The Holy Mountain ★★★★½

The December Project: Film #4

Back when I saw Santa Sangre, I thought it a ludicrously odd and thereby extremely powerful concoction of surrealist imagery and extremity, a marvellously effective work of weird horror. "This Jodorowsky chap is odd," I thought. Oh how young. Oh how naive. Santa Sangre is the definition of linear narration in comparison to The Holy Mountain, an unashamedly insane, unrelentingly experimental, and utterly mental procession of provocative naughtiness that slowly, but oh so very surely, takes you by the brain and guides you into the furthest recesses of Jodorowsky's twisted mind.
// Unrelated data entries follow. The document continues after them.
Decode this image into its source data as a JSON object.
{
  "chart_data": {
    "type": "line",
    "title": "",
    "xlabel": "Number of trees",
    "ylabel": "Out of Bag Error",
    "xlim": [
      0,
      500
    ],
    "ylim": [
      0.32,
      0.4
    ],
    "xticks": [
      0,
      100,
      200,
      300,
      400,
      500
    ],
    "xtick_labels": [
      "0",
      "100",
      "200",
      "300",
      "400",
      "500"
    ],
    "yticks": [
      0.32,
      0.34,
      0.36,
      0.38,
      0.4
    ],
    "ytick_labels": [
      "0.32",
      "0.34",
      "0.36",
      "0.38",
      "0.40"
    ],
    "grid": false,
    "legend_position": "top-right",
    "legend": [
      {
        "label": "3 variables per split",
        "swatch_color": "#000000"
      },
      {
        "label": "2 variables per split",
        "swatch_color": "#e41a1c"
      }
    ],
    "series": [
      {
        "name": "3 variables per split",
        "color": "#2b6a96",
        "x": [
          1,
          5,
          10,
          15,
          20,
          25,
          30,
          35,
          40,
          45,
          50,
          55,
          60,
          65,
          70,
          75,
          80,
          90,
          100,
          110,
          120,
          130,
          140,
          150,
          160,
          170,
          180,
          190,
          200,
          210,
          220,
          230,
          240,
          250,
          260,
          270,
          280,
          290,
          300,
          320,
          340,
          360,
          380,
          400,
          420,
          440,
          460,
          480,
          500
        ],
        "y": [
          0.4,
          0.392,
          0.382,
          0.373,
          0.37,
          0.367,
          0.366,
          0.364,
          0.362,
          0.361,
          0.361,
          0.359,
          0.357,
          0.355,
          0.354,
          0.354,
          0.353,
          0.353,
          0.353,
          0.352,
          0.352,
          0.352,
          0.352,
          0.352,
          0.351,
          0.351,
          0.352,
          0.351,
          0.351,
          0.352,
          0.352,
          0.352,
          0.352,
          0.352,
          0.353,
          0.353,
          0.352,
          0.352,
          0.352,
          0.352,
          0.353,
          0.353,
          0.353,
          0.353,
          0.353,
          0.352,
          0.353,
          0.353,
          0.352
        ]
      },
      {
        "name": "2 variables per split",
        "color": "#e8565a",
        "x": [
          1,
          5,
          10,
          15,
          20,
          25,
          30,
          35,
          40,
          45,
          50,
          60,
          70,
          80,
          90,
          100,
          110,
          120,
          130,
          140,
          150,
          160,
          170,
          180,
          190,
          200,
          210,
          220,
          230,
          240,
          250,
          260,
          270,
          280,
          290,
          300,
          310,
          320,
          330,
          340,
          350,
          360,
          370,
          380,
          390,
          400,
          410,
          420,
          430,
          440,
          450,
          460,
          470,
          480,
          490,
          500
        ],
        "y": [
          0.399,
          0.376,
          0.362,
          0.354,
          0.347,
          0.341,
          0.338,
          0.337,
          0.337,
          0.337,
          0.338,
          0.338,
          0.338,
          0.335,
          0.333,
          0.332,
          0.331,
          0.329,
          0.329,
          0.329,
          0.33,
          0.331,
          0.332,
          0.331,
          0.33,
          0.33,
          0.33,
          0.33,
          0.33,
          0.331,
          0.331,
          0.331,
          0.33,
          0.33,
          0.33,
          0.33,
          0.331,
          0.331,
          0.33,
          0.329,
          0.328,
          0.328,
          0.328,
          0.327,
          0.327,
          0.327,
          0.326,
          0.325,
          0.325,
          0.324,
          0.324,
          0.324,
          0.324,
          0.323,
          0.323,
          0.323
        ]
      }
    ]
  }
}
Films scarcely come weirder, its hypnotic combination of symbolic imagery and sexual and violent content making almost every frame an exercise in sheer strangeness. And yet, it all makes such magnificent sense. Jodorowsky may seem like a loon who's been gifted a camera, but really The Holy Mountain unfolds like a well-structured argument, gradually disassembling the tenets of contemporary society and examining in striking depth the multitude of ways in which our species is so very fucked up. A product of the counterculture movement of the time, it's never reserved in its criticisms thereof either, one whole sequence given to lambasting its contemporaries and their less desirable attitudes. And then there's that ending... that ending. For all its sheer mania, The Holy Mountain has got to be one of the most focused, singular films I've seen; this may look like the ramblings of a madman, but it's the thesis of a genius.